While it may be a non-issue, one has to wonder how guys like Irving and Waiters would respond to Lue.
For one, he's just 37 years old and may seem more like an older brother than a respected boss and leader. Lue was also somewhat of a journeyman guard who never made an All-Star team, something that Irving's done twice already in just three years.
Would he completely buy in to a guy who averaged just 8.5 points and 3.1 assists while mostly coming off the bench?
No. 1: Adrian Griffin
While the Cavaliers have interviewed five potential coaches, it's come down to Lue and Griffin who've gotten the best reviews.

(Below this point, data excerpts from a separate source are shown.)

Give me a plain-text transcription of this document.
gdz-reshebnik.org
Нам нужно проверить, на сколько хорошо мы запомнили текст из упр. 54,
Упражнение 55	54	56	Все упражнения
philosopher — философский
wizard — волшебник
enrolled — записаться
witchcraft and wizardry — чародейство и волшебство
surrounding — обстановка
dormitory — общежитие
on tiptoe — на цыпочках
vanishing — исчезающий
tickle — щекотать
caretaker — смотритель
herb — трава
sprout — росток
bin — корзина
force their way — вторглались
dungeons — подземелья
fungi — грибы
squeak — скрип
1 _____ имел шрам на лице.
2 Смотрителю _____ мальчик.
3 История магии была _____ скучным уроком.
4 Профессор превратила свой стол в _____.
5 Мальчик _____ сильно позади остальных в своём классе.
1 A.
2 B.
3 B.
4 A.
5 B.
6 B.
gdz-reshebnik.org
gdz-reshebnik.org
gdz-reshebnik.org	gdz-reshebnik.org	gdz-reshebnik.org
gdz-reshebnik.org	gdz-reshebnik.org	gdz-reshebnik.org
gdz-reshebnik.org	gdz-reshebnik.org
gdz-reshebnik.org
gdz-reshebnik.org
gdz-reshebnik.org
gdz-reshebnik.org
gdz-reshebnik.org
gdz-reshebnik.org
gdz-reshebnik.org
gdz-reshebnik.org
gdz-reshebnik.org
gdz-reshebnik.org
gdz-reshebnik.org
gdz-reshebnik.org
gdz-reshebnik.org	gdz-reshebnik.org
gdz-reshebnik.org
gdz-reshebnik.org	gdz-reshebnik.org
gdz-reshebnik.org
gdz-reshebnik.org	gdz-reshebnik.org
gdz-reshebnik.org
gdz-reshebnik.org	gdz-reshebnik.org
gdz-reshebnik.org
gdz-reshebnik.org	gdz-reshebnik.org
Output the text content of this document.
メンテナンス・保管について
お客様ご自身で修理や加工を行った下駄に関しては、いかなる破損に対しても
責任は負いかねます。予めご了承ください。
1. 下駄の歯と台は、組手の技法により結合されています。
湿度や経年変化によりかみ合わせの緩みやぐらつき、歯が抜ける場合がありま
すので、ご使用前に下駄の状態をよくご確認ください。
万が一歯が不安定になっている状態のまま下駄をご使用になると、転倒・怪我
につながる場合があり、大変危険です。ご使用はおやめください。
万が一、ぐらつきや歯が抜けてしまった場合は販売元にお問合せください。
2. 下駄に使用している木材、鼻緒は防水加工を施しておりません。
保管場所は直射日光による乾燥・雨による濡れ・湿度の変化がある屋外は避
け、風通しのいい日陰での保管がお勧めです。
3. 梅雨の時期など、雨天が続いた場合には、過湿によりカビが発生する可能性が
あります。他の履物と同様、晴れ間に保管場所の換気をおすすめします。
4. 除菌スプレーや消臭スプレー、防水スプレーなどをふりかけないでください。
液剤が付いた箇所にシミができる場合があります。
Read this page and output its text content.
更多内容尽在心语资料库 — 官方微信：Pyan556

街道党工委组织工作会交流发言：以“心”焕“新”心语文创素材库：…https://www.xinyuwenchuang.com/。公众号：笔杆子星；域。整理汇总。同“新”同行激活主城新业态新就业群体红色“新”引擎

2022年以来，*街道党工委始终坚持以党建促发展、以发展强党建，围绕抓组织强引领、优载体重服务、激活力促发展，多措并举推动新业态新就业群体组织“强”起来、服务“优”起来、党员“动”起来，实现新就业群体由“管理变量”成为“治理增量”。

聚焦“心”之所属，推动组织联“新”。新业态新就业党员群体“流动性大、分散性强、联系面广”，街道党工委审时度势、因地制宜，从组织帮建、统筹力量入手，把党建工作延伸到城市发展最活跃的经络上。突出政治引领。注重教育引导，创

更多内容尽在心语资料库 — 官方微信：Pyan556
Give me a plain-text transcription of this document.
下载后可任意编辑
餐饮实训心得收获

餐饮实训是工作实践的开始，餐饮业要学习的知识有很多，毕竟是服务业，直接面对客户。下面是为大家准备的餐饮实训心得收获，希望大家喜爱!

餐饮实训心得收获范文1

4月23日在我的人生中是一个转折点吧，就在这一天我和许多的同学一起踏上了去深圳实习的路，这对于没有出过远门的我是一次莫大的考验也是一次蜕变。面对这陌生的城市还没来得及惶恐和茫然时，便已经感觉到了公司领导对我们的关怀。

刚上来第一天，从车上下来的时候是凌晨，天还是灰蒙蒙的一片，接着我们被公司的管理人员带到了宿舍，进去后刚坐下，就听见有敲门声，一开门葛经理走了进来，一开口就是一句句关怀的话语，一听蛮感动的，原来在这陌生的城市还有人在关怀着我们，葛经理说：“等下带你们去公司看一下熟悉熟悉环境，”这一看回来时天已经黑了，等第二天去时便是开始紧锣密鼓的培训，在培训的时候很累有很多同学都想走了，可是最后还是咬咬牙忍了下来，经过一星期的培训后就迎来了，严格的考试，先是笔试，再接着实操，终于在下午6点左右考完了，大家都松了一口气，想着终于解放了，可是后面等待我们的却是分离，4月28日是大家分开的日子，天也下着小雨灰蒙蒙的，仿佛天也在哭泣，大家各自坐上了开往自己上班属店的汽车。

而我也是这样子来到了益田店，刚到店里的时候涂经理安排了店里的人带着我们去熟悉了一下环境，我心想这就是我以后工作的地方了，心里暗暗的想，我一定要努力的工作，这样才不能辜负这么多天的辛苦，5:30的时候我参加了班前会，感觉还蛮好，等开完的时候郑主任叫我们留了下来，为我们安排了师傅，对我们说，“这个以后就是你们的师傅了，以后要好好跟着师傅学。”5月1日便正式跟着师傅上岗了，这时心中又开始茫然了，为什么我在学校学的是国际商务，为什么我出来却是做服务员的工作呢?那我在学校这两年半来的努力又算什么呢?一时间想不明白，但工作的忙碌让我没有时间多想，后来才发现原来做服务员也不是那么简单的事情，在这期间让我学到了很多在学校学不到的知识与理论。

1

Griffin may not be a household name, but the mix of coaches he's played and worked under makes him an attractive candidate for the job.
An assistant under the much-respected Chicago Bulls head coach Tom Thibodeau since 2010, Griffin also coached with Scott Skiles and played for Jeff Van Gundy and Don Nelson.
If the Cavaliers wish to re-sign free-agent forward Luol Deng, Griffin may be just the hire they need to convince him to stay. Rick Noland of The Chronicle-Telegram says that the two are close from their time together in Chicago.
Like Lue, Griffin didn't enjoy an illustrious NBA career, but he is very knowledgeable when it comes to the game and can relate well with players. The Associated Press (via ESPN.com) tells us more about the Cavs supposed leading candidate:
Soon after Brown was let go following a disappointing 33-49 season, Adrian Griffin was one of the first candidates to be linked to Cleveland's opening. He has a good rapport with players, and can identify with life as a pro after being bounced around the league and playing in Europe. Griffin has been pursuing his doctorate in leadership studies while working as an assistant.
Due to his experience under well-known coaches, the fact that he was the first one to interview and his meeting with the Cavaliers went very well, Griffin lands at the top of this list for now.
While he may not be the big name some Cavs' fans were hoping for, Griffin would be a quality hire if given the opportunity.
As Sam Amico of Fox Sports Ohio notes, Cleveland may take a few more weeks before they make their decision.
As long as it turns out to be the right one, the wait will have been well worth it.
Stats via basketball-reference.com unless otherwise noted.